Nelayan tradisional sebagian besar masih memakai kapal tradisional yang tidak memiliki peneduh sehingga rawan terkena heat stroke di tengah cuaca terik di laut.
Ocean Pulse Smart Vest. Dok. Unair
JAKARTA - Panasnya suhu laut pada siang hari dapat menyebabkan peningkatan suhu tubuh secara drastis sehingga memunculkan risiko terjadinya heat stroke, yang bisa berujung pada pingsan, kejang, bahkan sampai mengalami pendarahan.
Hal ini sering kali masih menjadi ancaman bagi nelayan tradisional yang ada di Indonesia. Pasalnya, nelayan tradisional sebagian besar masih memakai kapal tradisional yang tidak memiliki peneduh. Akibatnya, rawan terkena heat stroke di tengah cuaca terik di laut.
Masih banyaknya kasus heat stroke yang terjadi pada nelayan tradisional yang melaut pada siang hari tersebut, membuat empat mahasiswa Fakultas Perikanan dan Kelautan (FPK) Universitas Airlangga (UNAIR) Surabaya berinisiatif membuat sebuah produk inovasi yang dinamakan Ocean Pulse Smart Vest.
Produk ini merupakan sebuah rompi pelampung pintar yang dapat memberikan sensasi dingin bagi pemakainya.
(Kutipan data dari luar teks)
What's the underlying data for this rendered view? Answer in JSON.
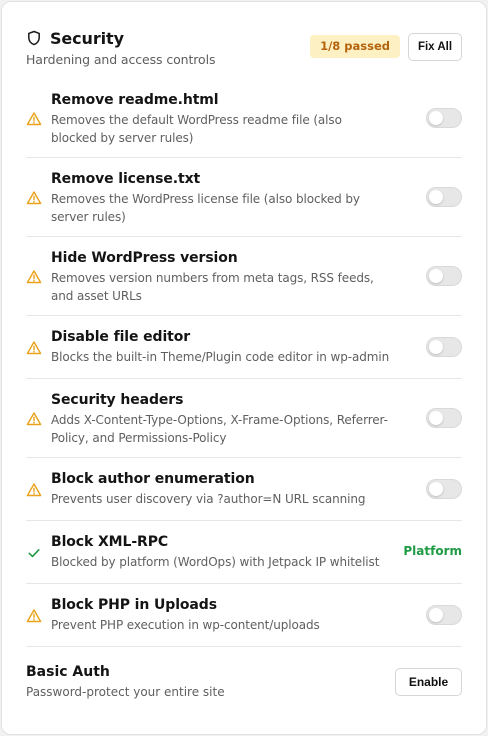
{
  "section": {
    "title": "Security",
    "subtitle": "Hardening and access controls",
    "badge": "1/8 passed",
    "fix_all_label": "Fix All"
  },
  "items": [
    {
      "label": "Remove readme.html",
      "desc": "Removes the default WordPress readme file (also blocked by server rules)",
      "status": "warning",
      "enabled": false
    },
    {
      "label": "Remove license.txt",
      "desc": "Removes the WordPress license file (also blocked by server rules)",
      "status": "warning",
      "enabled": false
    },
    {
      "label": "Hide WordPress version",
      "desc": "Removes version numbers from meta tags, RSS feeds, and asset URLs",
      "status": "warning",
      "enabled": false
    },
    {
      "label": "Disable file editor",
      "desc": "Blocks the built-in Theme/Plugin code editor in wp-admin",
      "status": "warning",
      "enabled": false
    },
    {
      "label": "Security headers",
      "desc": "Adds X-Content-Type-Options, X-Frame-Options, Referrer-Policy, and Permissions-Policy",
      "status": "warning",
      "enabled": false
    },
    {
      "label": "Block author enumeration",
      "desc": "Prevents user discovery via ?author=N URL scanning",
      "status": "warning",
      "enabled": false
    },
    {
      "label": "Block XML-RPC",
      "desc": "Blocked by platform (WordOps) with Jetpack IP whitelist",
      "status": "passed",
      "platform_label": "Platform"
    },
    {
      "label": "Block PHP in Uploads",
      "desc": "Prevent PHP execution in wp-content/uploads",
      "status": "warning",
      "enabled": false
    }
  ],
  "basic_auth": {
    "label": "Basic Auth",
    "desc": "Password-protect your entire site",
    "enable_label": "Enable"
  },
  "colors": {
    "warning": "#e9a21a",
    "passed": "#1f9a45",
    "badge_bg": "#fdf1c4",
    "badge_text": "#b4630d"
  }
}
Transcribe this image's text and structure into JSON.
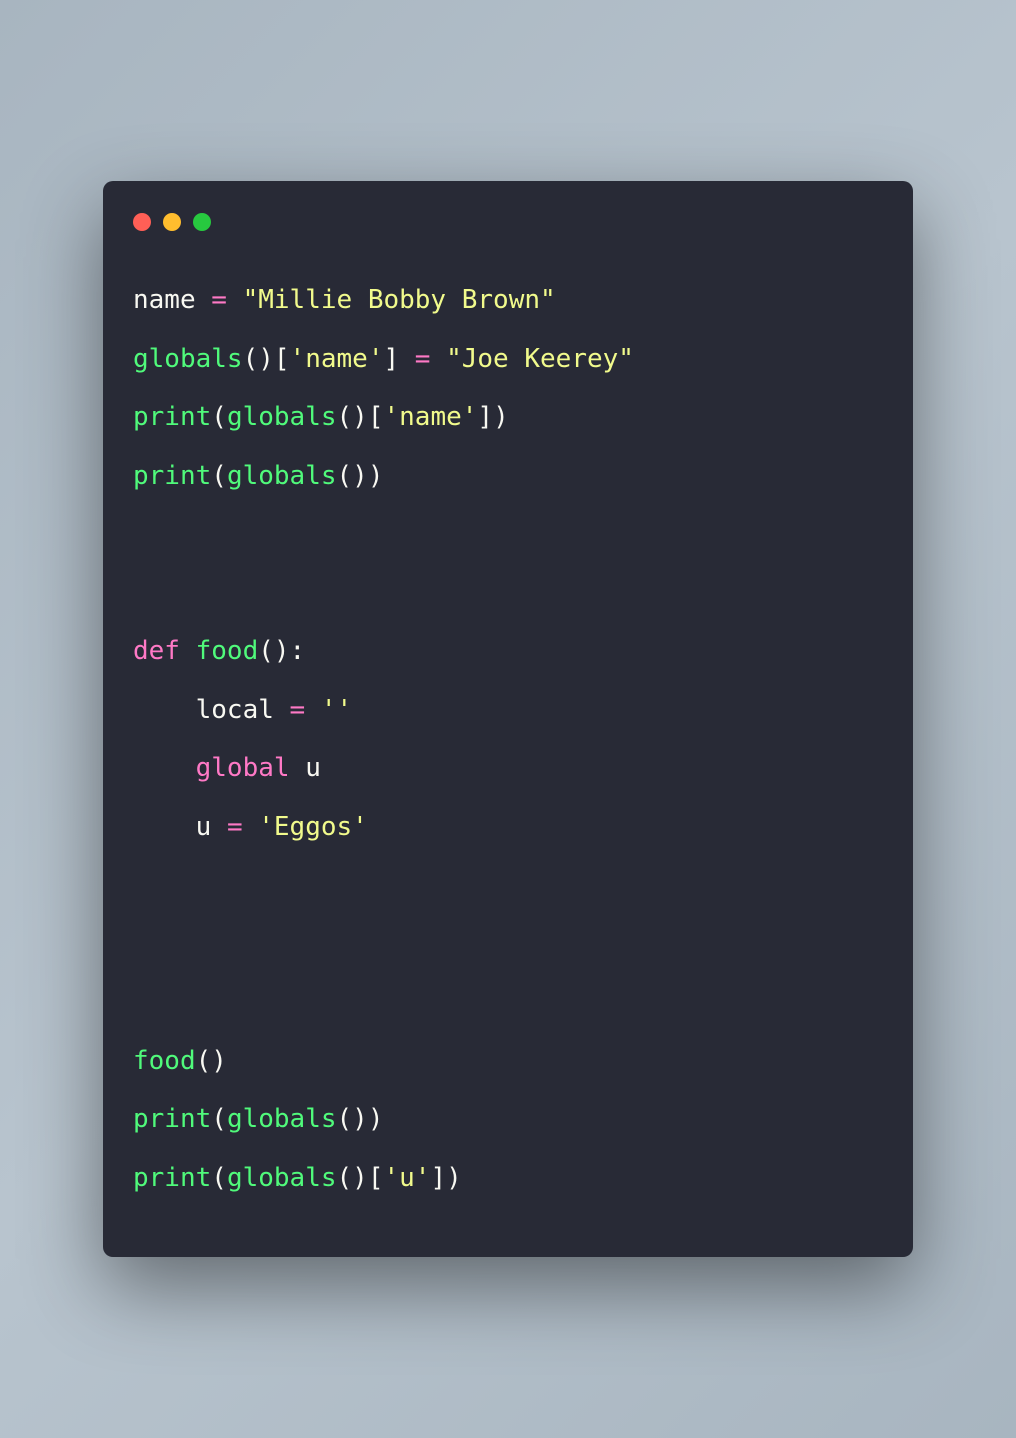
{
  "colors": {
    "bg": "#282a36",
    "red": "#ff5f56",
    "yellow": "#ffbd2e",
    "green": "#27c93f",
    "text": "#f8f8f2",
    "keyword": "#ff79c6",
    "string": "#f1fa8c",
    "function": "#50fa7b"
  },
  "code": {
    "line1": {
      "var": "name",
      "eq": " = ",
      "str": "\"Millie Bobby Brown\""
    },
    "line2": {
      "fn": "globals",
      "parens": "()",
      "lbr": "[",
      "key": "'name'",
      "rbr": "]",
      "eq": " = ",
      "val": "\"Joe Keerey\""
    },
    "line3": {
      "pr": "print",
      "lp": "(",
      "gl": "globals",
      "gp": "()",
      "lbr": "[",
      "key": "'name'",
      "rbr": "]",
      "rp": ")"
    },
    "line4": {
      "pr": "print",
      "lp": "(",
      "gl": "globals",
      "gp": "()",
      "rp": ")"
    },
    "line7": {
      "def": "def",
      "sp": " ",
      "name": "food",
      "parens": "():"
    },
    "line8": {
      "indent": "    ",
      "var": "local",
      "eq": " = ",
      "str": "''"
    },
    "line9": {
      "indent": "    ",
      "kw": "global",
      "sp": " ",
      "var": "u"
    },
    "line10": {
      "indent": "    ",
      "var": "u ",
      "eq": "= ",
      "str": "'Eggos'"
    },
    "line14": {
      "fn": "food",
      "parens": "()"
    },
    "line15": {
      "pr": "print",
      "lp": "(",
      "gl": "globals",
      "gp": "()",
      "rp": ")"
    },
    "line16": {
      "pr": "print",
      "lp": "(",
      "gl": "globals",
      "gp": "()",
      "lbr": "[",
      "key": "'u'",
      "rbr": "]",
      "rp": ")"
    }
  }
}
Pas digunakan oleh nelayan untuk meminimalkan risiko heat stroke saat melaut pada siang hari.
Rompi pintar yang dikembangkan oleh Ririn Dwi Antari, Istighfar Rohmah, Fidella Rachmadiana Azra, dan Daniswara Zahra Anindita ini memiliki cara kerja otomatis dengan mengandalkan sensor pendingin termoelektrik, peltier. Oleh sebab itu, saat dikenakan, sensor yang tertanam pada rompi akan bisa mendeteksi jika ada kenaikan suhu di sekitar. Apabila suhu mencapai 38°C, sensor akan secara otomatis mengaktifkan peltier untuk melepaskan sensasi dingin.
Menariknya lagi, peltier pada Ocean Pulse Smart Vest didesain dengan kemampuan menggunakan energi matahari melalui panel surya. Dengan demikian, dapat digunakan secara berkelanjutan tanpa perlu mengganti peltier secara berkala.
Meski demikian, Istighfar Rohmah menjelaskan, memang masih ada sedikit kekurangan pada rompi pintar buatan mereka ini, yakni bahwa peltier yang digunakan masih kerap menyebabkan adanya efek kejut listrik saat mengeluarkan sensasi dingin, akibat adanya perbedaan arus listrik.
Karena itulah, mahasiswa yang akrab disapa Fafa itu mengaku bahwa ia dan timnya masih akan berusaha mengurangi efek kejut listrik ini pada rompi pintarnya supaya dapat nelayan pakai dengan nyaman. Serta menambahkan lapisan tahan air agar tetap bisa digunakan sebagai pelampung.
Selain itu, masalah juga ada pada biaya pembuatan Ocean Pulse Smart Vest yang masih relatif mahal. Sehingga masih relatif sulit juga untuk dipasarkan secara luas ke nelayan tradisional.
"Meskipun memang sasarannya nelayan, kami masih belum bisa menjual pada nelayan karena biaya pembuatannya yang cukup besar. Untuk dapat menekan harga, kami masih mencari sponsor dan stakeholder untuk dapat bekerja sam. Sehingga dapat menurunkan harga jual dan dapat dibeli oleh nelayan tradisional," kata Fafa.
Di luar memang masih ada kekurangan, inovasi Ocean Pulse Smart Vest dari mahasiswa Unair ini sudah mendapatkan pengakuan internasional, seiring keberhasilannya menyabet medali perak dalam kategori teknologi di ajang Second International Youth Summit di Kuala Lumpur, Malaysia pada Minggu (10/11) lalu.